Donald Harmon sat down next Jack and immediately across from Olive, but Jack made no effort to open a conversation with him, for she did not like him and did object to the odd way in which he gazed at Olive.
"What is your friend's name?" Donald inquired immediately.
"Olive," Jack returned in a non-committal fashion.
"But Olive what? I have a special reason for wishing to know," the young fellow protested impatiently. Olive and Jean were talking with Elizabeth and were not observing Jack and her companion.
For the fleeting part of a moment Jack hesitated, "Olive – why, Olive Ralston," she replied quietly. "I thought you knew our name was Ralston."

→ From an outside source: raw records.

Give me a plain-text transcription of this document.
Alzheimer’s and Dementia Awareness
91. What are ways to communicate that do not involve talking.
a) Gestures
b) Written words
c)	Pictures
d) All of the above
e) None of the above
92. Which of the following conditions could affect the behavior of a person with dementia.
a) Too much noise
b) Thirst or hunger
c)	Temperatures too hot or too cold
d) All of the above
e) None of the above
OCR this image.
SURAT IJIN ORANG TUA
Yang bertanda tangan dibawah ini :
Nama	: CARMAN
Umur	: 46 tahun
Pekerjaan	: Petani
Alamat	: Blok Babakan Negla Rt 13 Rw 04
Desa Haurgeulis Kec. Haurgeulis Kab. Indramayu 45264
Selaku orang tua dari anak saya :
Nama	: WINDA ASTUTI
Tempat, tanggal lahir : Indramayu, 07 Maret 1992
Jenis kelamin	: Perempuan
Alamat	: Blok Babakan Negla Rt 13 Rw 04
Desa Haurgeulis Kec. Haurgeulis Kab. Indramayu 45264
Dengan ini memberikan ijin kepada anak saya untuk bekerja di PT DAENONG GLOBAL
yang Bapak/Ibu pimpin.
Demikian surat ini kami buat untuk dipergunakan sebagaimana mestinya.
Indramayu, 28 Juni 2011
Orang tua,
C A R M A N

"I did," Donald answered. "Please don't think I am mad, but I thought for a second she might have another name. Have you ever heard the theory that we all have a double somewhere in the world? I want you to look closely at my mother when she comes in. Your sister is enough like her to be her own child, though of course there is a difference in their coloring and expressions and perhaps other details that I have not noticed, but when I saw your sister on the street to-day I was overcome by their likeness." At this moment Donald Harmon, hearing his mother's voice in the hall, quickly turned on the electric lights.
Jacqueline Ralston caught her breath before the strange vista of possibilities that Donald Harmon's suggestion opened to her imagination. Never had she ceased to wonder at the mystery of Olive's birth. "Has your mother ever been out west before?" Jack asked hastily. And Donald only had time to answer, "Never in her life," when Mrs. Harmon entered the sitting room.